The ECJ verdict is that the ISDS/ICS of CETA is not illegal under EU law, as long as the EU maintains existing levels of protection of the public interest.
Because of the ICS of CETA, there is a legal requirement under EU and member state law for each EU member state government to vote on CETA in their national parliaments. As the ICS (ISDS) of CETA could result in the Irish state being charged or fined, the Constitution requires the Dáil to approve it under Article 29.5.2, prior to its adoption. ‘Arbitrators’ adjudicating on investor claims are under no legal obligation to take Irish, EU or international law and regulations into account.
However, the ECJ says that ISDS/ICS is illegal in Intra-EU trade deals.
Some EU member states made ‘ISDS-like’ trade and investment agreements with each other prior to one or both of them joining the EU.
An investor from a member state with no previous ISDS trade and investment agreement would have less rights operating there.
Other organisations and reviews say that ISDS/ICS is immoral and that it may be illegal.
The organisation ClientEarth says ISDS “may not be compatible with EU law”. They say many of the
matters they considered important were not looked at by the European Court of Justice (ECJ).
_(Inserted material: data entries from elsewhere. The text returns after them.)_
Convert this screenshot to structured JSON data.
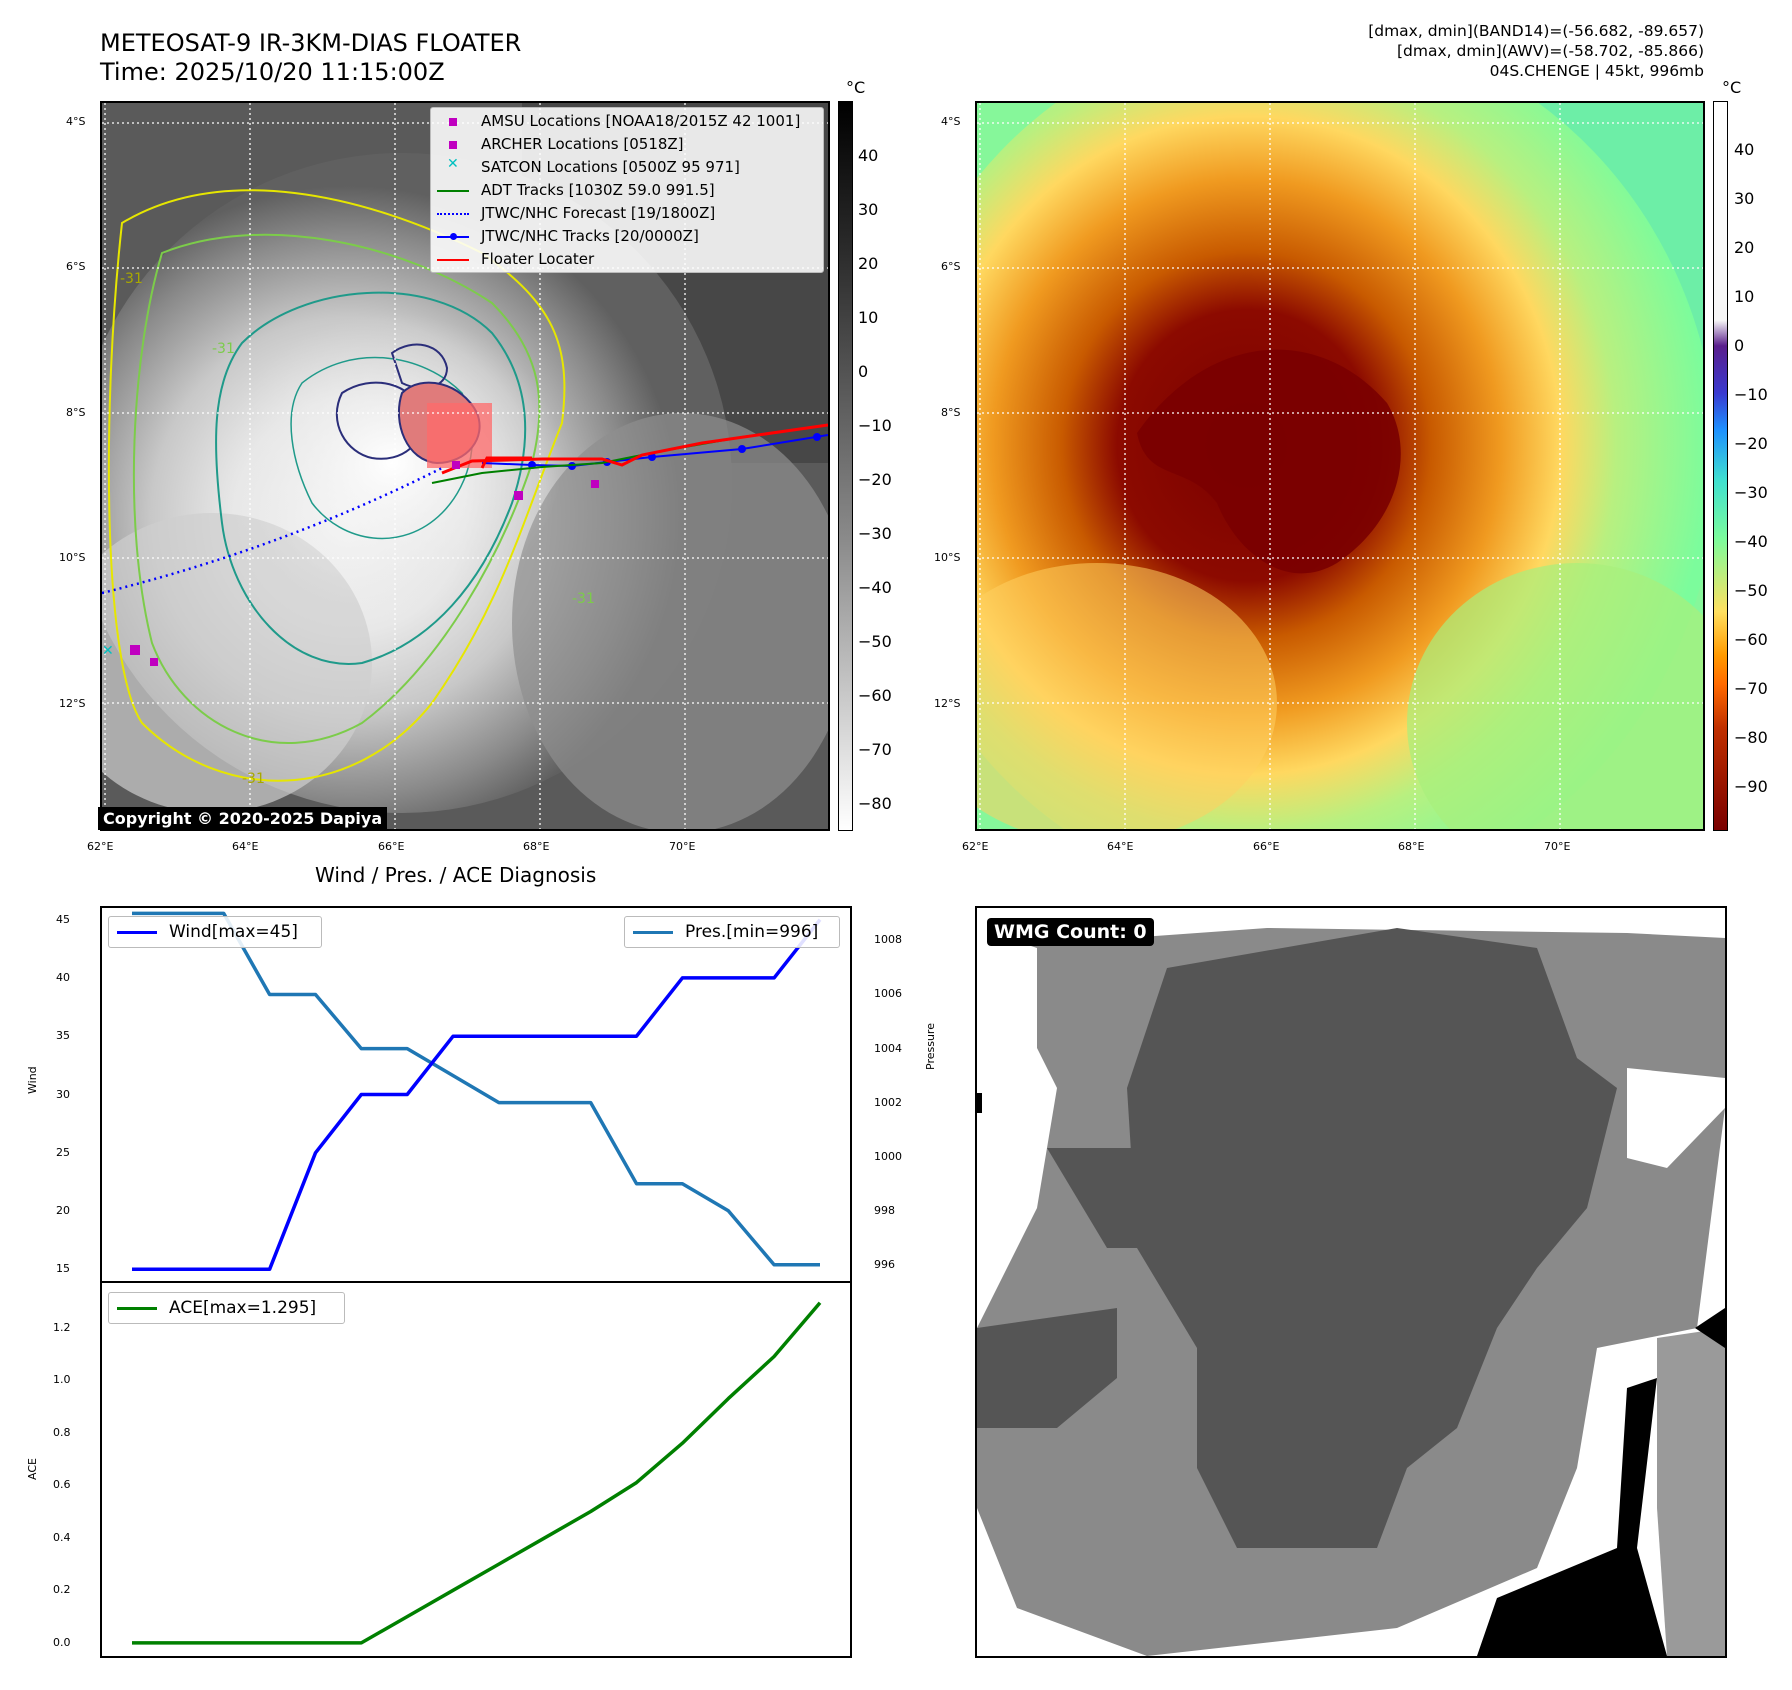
{
  "header": {
    "title_line1": "METEOSAT-9 IR-3KM-DIAS FLOATER",
    "title_line2": "Time: 2025/10/20 11:15:00Z",
    "stats_line1": "[dmax, dmin](BAND14)=(-56.682, -89.657)",
    "stats_line2": "[dmax, dmin](AWV)=(-58.702, -85.866)",
    "stats_line3": "04S.CHENGE | 45kt, 996mb"
  },
  "maps": {
    "lat_labels": [
      "4°S",
      "6°S",
      "8°S",
      "10°S",
      "12°S"
    ],
    "lon_labels": [
      "62°E",
      "64°E",
      "66°E",
      "68°E",
      "70°E"
    ],
    "unit": "°C",
    "ir_cbar_ticks": [
      "40",
      "30",
      "20",
      "10",
      "0",
      "−10",
      "−20",
      "−30",
      "−40",
      "−50",
      "−60",
      "−70",
      "−80"
    ],
    "wv_cbar_ticks": [
      "40",
      "30",
      "20",
      "10",
      "0",
      "−10",
      "−20",
      "−30",
      "−40",
      "−50",
      "−60",
      "−70",
      "−80",
      "−90"
    ],
    "copyright": "Copyright © 2020-2025 Dapiya",
    "contour_labels": [
      "-31",
      "-31",
      "-31",
      "-31"
    ],
    "legend": [
      {
        "label": "AMSU Locations [NOAA18/2015Z 42 1001]",
        "color": "#c000c0",
        "marker": "square"
      },
      {
        "label": "ARCHER Locations [0518Z]",
        "color": "#c000c0",
        "marker": "square"
      },
      {
        "label": "SATCON Locations [0500Z 95 971]",
        "color": "#00c0c0",
        "marker": "x"
      },
      {
        "label": "ADT Tracks [1030Z 59.0 991.5]",
        "color": "#008000",
        "marker": "line"
      },
      {
        "label": "JTWC/NHC Forecast [19/1800Z]",
        "color": "#0000ff",
        "marker": "dotted"
      },
      {
        "label": "JTWC/NHC Tracks [20/0000Z]",
        "color": "#0000ff",
        "marker": "line-dot"
      },
      {
        "label": "Floater Locater",
        "color": "#ff0000",
        "marker": "line"
      }
    ]
  },
  "diag": {
    "title": "Wind / Pres. / ACE Diagnosis",
    "wind_ylabel": "Wind",
    "pres_ylabel": "Pressure",
    "ace_ylabel": "ACE",
    "wind_legend": "Wind[max=45]",
    "pres_legend": "Pres.[min=996]",
    "ace_legend": "ACE[max=1.295]",
    "wind_ticks": [
      "45",
      "40",
      "35",
      "30",
      "25",
      "20",
      "15"
    ],
    "pres_ticks": [
      "1008",
      "1006",
      "1004",
      "1002",
      "1000",
      "998",
      "996"
    ],
    "ace_ticks": [
      "1.2",
      "1.0",
      "0.8",
      "0.6",
      "0.4",
      "0.2",
      "0.0"
    ]
  },
  "wmg": {
    "label": "WMG Count: 0"
  },
  "chart_data": [
    {
      "type": "line",
      "title": "Wind / Pres. / ACE Diagnosis",
      "x": [
        0,
        1,
        2,
        3,
        4,
        5,
        6,
        7,
        8,
        9,
        10,
        11,
        12,
        13,
        14,
        15
      ],
      "series": [
        {
          "name": "Wind[max=45]",
          "axis": "left",
          "color": "#0000ff",
          "values": [
            15,
            15,
            15,
            15,
            25,
            30,
            30,
            35,
            35,
            35,
            35,
            35,
            40,
            40,
            40,
            45
          ]
        },
        {
          "name": "Pres.[min=996]",
          "axis": "right",
          "color": "#1f77b4",
          "values": [
            1009,
            1009,
            1009,
            1006,
            1006,
            1004,
            1004,
            1003,
            1002,
            1002,
            1002,
            999,
            999,
            998,
            996,
            996
          ]
        }
      ],
      "ylabel": "Wind",
      "ylim": [
        14,
        46
      ],
      "ylabel_right": "Pressure",
      "ylim_right": [
        995.4,
        1009.2
      ]
    },
    {
      "type": "line",
      "x": [
        0,
        1,
        2,
        3,
        4,
        5,
        6,
        7,
        8,
        9,
        10,
        11,
        12,
        13,
        14,
        15
      ],
      "series": [
        {
          "name": "ACE[max=1.295]",
          "color": "#008000",
          "values": [
            0,
            0,
            0,
            0,
            0,
            0,
            0.1,
            0.2,
            0.3,
            0.4,
            0.5,
            0.61,
            0.76,
            0.93,
            1.09,
            1.295
          ]
        }
      ],
      "ylabel": "ACE",
      "ylim": [
        -0.05,
        1.37
      ]
    }
  ]
}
Their report mentions that an ISDS/ICS system would enable foreign investors to sideline the EU courts and resort to claims that are not available to domestic investors. The German Law Journal writes that The EU-national investor will never receive in a ruling from a judge in the EU, all their ‘lost’ future unearned profit. A Canadian investor could be awarded all their unearned ‘lost’ future profits by an arbitrator at the investment court of the CETA.